> If I try to select a single unused block this way:
> explain analyze select id from media.block b where nrefs =0 limit 1
> then it runs for more than 10 minutes (I'm not sure how long, I cancelled
> the query after 10 minutes).
Are you sure it isn't blocked on a lock?
Yes, I'm sure. I have created a single database instance from a zfs snapshot and tried the query on that database. It was the only client.
Another theory is that the index contains many thousands of references
to now-dead rows, and the query is vainly searching for a live entry.
Given that EXPLAIN thinks there are only about 2300 live entries,
and yet you say the index is 400MB, this seems pretty plausible.
Nobody ever deleted anything from this table. Since it was created, this has been a write-only table.
Have you disabled autovacuum, or something like that? (REINDEX
could help here, at least till the index gets bloated again.)
I did not disable autovacuum.
You might think that even so, it shouldn't take that long ... but
indexes on UUID columns are a well known performance antipattern.
The index entry order is likely to have precisely zip to do with
the table's physical order, resulting in exceedingly-random access
to the table, which'll be horribly expensive when the table is so
much bigger than RAM. Can you replace the UUID column with a simple
serial (identity) column?
I'm aware of the problems with random UUID values. I was using this function to create ulids from the beginning:
CREATE OR REPLACE FUNCTION public.gen_ulid()
RETURNS uuid
LANGUAGE sql
AS $function$
SELECT (lpad(to_hex(floor(extract(epoch FROM clock_timestamp()) * 1000)::bigint), 12, '0') || encode(gen_random_bytes(10), 'hex'))::uuid;
$function$
;
If I order some rows by id values, I can see that their creation times are strictly ascending. I did not write this function, it was taken from this website:
They have a benchmark section where they show that these ULID values are slower to generate (at least with this implementation) but much faster to insert.
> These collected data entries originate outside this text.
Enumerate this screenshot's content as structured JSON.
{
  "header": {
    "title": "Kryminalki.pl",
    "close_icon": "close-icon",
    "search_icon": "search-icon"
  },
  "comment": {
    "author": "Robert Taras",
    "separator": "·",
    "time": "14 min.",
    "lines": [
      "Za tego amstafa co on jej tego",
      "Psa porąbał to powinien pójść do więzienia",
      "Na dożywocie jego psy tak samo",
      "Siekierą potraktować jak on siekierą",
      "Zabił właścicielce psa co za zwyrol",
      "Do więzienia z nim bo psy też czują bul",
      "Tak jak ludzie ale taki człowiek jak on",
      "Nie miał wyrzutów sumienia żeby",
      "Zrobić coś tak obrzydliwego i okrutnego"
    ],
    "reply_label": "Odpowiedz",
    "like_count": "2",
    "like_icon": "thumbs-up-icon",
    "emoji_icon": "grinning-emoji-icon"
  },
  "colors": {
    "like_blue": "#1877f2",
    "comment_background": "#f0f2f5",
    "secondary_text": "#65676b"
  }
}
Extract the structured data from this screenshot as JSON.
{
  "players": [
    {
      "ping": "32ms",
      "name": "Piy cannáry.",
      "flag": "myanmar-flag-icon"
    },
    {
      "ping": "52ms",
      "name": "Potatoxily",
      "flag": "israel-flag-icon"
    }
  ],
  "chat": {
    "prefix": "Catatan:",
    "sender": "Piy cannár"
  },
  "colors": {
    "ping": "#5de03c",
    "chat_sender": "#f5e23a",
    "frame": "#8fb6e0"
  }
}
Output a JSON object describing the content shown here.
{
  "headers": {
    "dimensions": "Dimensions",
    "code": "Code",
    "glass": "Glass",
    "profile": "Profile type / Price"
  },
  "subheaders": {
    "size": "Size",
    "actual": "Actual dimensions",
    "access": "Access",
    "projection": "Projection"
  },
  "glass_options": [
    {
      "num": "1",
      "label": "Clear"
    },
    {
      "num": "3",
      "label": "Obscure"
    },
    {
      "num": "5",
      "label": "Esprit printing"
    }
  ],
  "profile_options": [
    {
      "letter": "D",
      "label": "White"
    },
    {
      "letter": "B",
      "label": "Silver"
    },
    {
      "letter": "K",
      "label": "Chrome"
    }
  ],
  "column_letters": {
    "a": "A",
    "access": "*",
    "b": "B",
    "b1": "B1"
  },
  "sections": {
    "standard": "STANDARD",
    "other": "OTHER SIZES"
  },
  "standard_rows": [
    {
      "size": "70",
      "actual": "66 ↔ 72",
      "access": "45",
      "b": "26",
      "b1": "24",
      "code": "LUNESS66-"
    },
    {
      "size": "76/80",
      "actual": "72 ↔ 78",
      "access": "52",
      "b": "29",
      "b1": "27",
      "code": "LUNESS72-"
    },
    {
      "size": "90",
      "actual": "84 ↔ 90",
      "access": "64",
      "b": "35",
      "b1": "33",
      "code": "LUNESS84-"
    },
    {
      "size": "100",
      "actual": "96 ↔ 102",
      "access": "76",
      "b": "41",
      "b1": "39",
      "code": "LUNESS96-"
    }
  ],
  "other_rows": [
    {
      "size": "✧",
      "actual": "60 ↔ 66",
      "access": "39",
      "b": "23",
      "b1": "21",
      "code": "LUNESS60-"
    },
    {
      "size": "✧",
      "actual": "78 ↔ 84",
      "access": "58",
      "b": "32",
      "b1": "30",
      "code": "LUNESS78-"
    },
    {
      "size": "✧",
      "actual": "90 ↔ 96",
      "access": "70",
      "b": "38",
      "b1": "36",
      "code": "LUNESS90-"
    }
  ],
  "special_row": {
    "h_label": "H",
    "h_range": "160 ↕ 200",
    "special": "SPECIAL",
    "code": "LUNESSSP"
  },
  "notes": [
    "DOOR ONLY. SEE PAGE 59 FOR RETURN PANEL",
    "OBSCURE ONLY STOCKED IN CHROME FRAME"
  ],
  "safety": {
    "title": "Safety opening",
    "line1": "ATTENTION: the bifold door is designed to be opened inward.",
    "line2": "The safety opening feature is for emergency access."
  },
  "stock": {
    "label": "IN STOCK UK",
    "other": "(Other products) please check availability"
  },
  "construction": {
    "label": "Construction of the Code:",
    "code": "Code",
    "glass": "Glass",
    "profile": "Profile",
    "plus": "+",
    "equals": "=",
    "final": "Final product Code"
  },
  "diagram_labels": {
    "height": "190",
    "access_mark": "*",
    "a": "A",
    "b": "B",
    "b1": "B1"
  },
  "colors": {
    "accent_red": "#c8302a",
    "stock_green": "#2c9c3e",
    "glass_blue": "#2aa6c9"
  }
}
I might be able to replace these with int8 values, I need to check.
> I believe it is not actually using the index, because reading a single
> (random?) entry from an index should not run for >10 minutes.
You should believe what EXPLAIN tells you about the plan shape.
(Its rowcount estimates are only estimates, though.)
All of the 40M rows in this table are live. I'm 100% sure about this, because nobody ever deleted rows from this table.
I can try to do VACUUM on this table, but I'm limited on resources. I think it will take days to do this. Maybe I can try to dump the whole database and restore it on another machine. Would that eliminate dead rows? (Is there a way to check the number of dead rows?)
Regards,
Laszlo